Some collectives, however, have determined their identity through patriarchal systems of power and, consequently, reproduce gender discrimination and capitalist exploitation rather than take them up as subjects to interrogate. Art historian T’ai Smith reexamines the Bauhaus’s collective identity accordingly, illustrating that the community founded by Walter Gropius not only relied on a market-based model of diversification and specialization but was also deeply divided by a conscious separation of the sexes. Similarly, Helmut Draxler considers the serious downsides of collectives in his critique of the form, albeit through a different lens. Analyzing the psychoanalytic theorization of the processes of group dynamics, Draxler argues that a concrete empirical we can never unproblematically speak for a generic we but is instead necessarily limited and finite – and this is precisely where its political essence lies: in enduring the real conflicts that arise when subjects with different experiences, desires, and intentions come together.

Through the example of the Chilean artist collective Colectivo Acciones de Arte (CADA), art historian and curator Julia Bryan-Wilson examines what it means to produce art under dictatorship and to programmatically blur the divisions between art and life. As if out of a Roberto Bolaño novel, CADA, known for its dissident texts during Pinochet’s regime, mimicked military theatrics in its projects – flying squadrons of planes and dropping leaflets onto populations – as a necessary counter-spectacle to refute the State’s fascist powers. Meanwhile, art critic and theorist E. C. Feiss elucidates art’s proximity to and complicity in police control in the context of the United States in the 1960s. In her text, Feiss describes the increasing deindustrialization and automatization that predominantly affected workers of color and how artists Allan Kaprow and Phyllis Yampolsky responded to these developments through their participatory performances before the commodification of dematerialized art.

In art and culture of the present, new configurations of historical concepts of collectivity have an extensive breadth. Journalist Luciana Moherdaui illustrates one example in her narration of the movement that took form at the beginning of the Covid-19 pandemic in Brazil.
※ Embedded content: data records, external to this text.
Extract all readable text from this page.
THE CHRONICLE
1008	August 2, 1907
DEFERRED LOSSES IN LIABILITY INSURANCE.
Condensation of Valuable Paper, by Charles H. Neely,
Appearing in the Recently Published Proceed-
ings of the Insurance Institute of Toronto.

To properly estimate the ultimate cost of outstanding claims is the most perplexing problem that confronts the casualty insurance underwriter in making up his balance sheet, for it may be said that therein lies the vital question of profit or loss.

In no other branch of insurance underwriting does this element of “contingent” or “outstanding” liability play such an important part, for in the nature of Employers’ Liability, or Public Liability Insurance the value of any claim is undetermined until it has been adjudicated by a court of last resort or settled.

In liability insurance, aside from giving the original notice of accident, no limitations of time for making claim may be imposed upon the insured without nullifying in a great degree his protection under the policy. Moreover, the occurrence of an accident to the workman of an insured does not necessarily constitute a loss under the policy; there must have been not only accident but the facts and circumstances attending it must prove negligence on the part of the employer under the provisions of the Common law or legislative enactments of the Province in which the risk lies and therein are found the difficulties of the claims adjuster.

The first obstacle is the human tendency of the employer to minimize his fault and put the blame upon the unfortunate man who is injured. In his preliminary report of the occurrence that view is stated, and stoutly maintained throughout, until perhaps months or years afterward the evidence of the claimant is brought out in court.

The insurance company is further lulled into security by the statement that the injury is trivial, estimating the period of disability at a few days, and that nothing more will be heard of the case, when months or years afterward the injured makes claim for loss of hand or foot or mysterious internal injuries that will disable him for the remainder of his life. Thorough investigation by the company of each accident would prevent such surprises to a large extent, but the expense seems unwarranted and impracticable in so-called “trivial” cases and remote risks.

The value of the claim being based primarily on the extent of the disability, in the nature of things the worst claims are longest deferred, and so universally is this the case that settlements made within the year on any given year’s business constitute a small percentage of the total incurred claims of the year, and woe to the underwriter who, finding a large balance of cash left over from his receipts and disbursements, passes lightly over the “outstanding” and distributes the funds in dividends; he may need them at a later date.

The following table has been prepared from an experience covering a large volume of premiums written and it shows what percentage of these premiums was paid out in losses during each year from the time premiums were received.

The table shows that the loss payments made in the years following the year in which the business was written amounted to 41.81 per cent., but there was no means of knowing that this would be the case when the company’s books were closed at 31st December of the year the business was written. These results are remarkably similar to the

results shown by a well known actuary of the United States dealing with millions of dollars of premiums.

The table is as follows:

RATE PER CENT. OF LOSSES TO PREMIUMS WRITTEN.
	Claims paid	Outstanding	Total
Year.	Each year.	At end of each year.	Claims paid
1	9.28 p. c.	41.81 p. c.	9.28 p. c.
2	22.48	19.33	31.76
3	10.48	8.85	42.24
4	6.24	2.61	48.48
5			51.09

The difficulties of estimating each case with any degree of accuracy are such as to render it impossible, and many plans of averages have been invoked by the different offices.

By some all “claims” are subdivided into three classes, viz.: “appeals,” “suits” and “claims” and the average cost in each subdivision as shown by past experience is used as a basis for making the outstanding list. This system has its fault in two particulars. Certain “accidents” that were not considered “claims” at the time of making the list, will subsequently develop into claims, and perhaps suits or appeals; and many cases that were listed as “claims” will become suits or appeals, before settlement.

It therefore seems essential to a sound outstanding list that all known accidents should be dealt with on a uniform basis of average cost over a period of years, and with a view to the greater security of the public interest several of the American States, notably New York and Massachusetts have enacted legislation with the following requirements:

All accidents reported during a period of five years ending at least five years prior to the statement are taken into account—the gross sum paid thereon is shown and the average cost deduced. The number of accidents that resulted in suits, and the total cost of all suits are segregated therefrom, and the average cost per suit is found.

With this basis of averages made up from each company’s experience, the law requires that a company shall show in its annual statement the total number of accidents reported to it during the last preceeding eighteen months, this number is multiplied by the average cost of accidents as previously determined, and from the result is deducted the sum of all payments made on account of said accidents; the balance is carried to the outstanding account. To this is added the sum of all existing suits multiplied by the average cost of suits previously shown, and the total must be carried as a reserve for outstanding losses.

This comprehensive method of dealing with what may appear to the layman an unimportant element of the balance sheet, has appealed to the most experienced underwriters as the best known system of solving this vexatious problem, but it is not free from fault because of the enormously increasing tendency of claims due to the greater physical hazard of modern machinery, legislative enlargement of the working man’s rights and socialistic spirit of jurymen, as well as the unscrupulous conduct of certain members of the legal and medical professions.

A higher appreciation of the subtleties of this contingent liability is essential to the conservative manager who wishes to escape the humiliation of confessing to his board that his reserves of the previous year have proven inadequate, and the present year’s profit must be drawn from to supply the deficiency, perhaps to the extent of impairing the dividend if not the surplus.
Projecting political slogans and illustrations onto building facades and walls, this transnationally organized community focused their actions on challenging the Covid misinformation perpetrated by President Jair Bolsonaro and fighting his many attempts to sabotage measures to stop the virus’s spread. Yet another prominent example of the hegemonic capacity of community and public spirit in contemporary artistic practice is the collective ruangrupa from Jakarta, which is in charge of the artistic direction of Documenta 15 taking place next year in Kassel. In a conversation with the art educator and curator Nora Sternfeld, the group explains how they intend to curatorially translate their goal of collective resource building and to what extent education plays a determining role.

As all the contributions to this issue demonstrate, processes of collectivization always carry within them a very particular sense of society. Even when the experimental and collaborative character of a collective seems to prohibit ascribing its work to specific group members, the collective invariably expresses a subjectivity that is grounded in social models. We contend that, in successful moments, the attempt to form alternative ways of togetherness opens up possibilities to understand ourselves socially anew, and it enables us in turn to redefine the relationship between art and democracy.